CHP Genel Başkan Yardımcısı Onursal Adıgüzel, Türkiye’de tüm şehirlerde gündemin aynı olduğunu ifade ederken, “Gerçek gündem pandeminin faturasını vatandaşa ödeten iktidardır, açlık sınırının 2830 TL, asgari ücretin 2825 TL olmasıdır, iş bulamadığı için intihar eden işsizlerimiz, ‘artık dayanacak gücümüz gelmedi’ diyen esnaflarımız, yurtdışına gitmek için yanıp tutuşan gençlerimiz, yüzde 15’i aşılanan öğretmenlerimizdir. Ama Bakanlara baktığımızda, sadece turizm sektörü ve turistleri düşünen bir anlayış var” dedi.

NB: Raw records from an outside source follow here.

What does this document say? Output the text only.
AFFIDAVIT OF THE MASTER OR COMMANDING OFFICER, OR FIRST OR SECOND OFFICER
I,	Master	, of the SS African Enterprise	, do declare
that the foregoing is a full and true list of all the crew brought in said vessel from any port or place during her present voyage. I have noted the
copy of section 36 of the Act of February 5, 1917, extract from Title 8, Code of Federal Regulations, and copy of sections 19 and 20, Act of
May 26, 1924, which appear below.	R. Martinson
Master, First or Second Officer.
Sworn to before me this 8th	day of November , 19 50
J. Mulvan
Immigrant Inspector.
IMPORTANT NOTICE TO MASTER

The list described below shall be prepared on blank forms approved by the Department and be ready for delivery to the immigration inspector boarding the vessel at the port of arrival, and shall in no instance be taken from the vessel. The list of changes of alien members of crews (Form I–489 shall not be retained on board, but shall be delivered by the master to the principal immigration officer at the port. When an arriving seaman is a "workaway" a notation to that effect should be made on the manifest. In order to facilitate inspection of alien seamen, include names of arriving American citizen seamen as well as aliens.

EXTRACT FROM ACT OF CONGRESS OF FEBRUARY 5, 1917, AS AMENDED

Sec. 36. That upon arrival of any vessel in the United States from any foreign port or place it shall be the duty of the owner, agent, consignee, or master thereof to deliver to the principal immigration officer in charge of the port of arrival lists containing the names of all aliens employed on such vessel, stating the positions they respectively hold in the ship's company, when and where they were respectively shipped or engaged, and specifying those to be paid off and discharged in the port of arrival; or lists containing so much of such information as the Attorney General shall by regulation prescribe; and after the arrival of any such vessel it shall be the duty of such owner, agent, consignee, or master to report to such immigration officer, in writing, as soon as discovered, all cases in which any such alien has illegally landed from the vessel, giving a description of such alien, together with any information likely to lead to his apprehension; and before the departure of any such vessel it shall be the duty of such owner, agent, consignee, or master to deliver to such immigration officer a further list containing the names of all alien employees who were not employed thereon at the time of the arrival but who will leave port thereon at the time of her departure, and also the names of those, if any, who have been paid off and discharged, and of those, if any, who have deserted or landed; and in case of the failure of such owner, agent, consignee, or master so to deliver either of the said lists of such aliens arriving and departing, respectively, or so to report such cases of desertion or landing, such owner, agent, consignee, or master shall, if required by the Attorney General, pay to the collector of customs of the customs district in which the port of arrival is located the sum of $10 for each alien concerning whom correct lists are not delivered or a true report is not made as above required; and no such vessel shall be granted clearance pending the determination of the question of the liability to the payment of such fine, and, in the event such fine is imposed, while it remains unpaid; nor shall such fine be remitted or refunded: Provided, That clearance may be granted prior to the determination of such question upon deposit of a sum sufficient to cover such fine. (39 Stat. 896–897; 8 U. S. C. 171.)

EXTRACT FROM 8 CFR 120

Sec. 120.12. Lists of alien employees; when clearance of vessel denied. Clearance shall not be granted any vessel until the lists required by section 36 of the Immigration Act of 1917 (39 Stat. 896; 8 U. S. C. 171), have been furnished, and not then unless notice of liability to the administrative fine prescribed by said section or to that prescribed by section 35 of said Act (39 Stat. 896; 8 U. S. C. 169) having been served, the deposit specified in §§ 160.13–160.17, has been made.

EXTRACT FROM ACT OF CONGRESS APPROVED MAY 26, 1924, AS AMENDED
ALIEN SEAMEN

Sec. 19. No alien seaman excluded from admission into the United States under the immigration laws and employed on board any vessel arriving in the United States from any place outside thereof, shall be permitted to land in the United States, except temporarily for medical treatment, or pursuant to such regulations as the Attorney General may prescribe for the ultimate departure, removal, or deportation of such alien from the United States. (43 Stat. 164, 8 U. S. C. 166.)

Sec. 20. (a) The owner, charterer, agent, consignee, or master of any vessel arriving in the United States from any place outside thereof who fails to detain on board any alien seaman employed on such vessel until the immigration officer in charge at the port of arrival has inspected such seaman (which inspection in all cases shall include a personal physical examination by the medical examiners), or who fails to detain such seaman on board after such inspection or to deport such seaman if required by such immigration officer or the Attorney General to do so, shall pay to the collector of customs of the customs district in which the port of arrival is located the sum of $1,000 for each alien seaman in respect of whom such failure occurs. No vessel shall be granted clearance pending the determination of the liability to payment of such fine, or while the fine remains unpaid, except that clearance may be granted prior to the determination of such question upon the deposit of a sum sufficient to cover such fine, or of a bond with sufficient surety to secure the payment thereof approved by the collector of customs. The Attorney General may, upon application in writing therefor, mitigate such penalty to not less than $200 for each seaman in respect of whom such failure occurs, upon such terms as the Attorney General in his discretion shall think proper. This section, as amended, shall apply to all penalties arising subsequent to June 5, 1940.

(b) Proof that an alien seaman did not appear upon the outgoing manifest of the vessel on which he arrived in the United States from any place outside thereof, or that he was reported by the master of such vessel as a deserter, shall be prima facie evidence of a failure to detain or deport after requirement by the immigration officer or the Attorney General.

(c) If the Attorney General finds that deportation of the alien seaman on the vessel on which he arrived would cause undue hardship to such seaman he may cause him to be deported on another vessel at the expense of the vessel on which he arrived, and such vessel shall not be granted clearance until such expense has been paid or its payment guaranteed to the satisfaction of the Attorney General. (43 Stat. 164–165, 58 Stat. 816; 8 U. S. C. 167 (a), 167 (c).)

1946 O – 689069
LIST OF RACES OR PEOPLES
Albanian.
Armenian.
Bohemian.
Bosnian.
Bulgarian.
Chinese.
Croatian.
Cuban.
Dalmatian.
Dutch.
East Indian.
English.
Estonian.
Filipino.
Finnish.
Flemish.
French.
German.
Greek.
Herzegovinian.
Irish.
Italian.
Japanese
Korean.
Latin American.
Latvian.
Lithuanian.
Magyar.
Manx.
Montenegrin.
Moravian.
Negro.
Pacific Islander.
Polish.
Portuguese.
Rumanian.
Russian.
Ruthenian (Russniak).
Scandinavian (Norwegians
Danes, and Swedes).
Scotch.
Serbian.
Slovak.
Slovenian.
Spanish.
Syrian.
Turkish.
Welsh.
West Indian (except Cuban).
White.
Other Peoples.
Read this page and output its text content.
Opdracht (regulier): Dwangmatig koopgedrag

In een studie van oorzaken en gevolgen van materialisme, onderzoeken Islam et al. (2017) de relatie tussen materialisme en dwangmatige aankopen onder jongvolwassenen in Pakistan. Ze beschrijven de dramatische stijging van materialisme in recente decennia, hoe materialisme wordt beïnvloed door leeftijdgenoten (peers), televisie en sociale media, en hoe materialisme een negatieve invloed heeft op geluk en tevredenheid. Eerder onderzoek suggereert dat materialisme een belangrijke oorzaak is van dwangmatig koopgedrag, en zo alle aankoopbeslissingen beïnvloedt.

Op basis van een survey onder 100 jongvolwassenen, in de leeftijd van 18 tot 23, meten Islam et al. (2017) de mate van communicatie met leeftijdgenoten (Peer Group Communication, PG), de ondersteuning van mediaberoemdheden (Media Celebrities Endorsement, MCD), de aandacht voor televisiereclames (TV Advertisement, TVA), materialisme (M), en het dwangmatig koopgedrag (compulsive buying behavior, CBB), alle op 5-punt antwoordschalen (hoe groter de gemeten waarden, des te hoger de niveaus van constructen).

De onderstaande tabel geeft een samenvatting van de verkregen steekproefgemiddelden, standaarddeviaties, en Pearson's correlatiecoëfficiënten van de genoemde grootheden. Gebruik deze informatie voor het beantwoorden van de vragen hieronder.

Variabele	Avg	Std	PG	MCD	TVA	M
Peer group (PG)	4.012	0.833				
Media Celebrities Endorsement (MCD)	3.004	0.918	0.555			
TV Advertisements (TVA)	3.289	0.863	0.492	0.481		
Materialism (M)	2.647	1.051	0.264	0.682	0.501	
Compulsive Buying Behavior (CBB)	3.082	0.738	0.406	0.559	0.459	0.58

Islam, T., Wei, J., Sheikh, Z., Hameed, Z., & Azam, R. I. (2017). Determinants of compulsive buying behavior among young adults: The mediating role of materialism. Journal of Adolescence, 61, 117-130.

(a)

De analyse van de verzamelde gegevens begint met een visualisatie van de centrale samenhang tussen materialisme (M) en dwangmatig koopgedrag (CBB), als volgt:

Koronavirüse karşı alınan önlemler kapsamında aylardır esnafın kepenk kaldıramadığına dikkat çeken Adıgüzel, “İktidar ise lebalep kongreleriyle övünüyor. İstanbul’un fethini kutlarken Gençlik ve Spor Bakanlığı Boğaz’da eğlenceli kutlama yaptı ama vatandaşa ve esnafa evde kal çağrıları yapılıyor. Almanya milli gelirin yüzde 11’ini pandemi yardımlarına harcadı ama Türkiye yüzde 1,9’unu pandemi yardımına ayırdı. CHP olarak defalarca çözümü anlattık. Hibelerin önemini, kira desteğini, vergilerin alınmaması gerektiğini anlattık. Türkiye’de kasa boş, 5’li çeteyi 19 yıldır doyuramayan iktidar, vatandaşın 128 milyar dolarını da eritti” diye konuştu.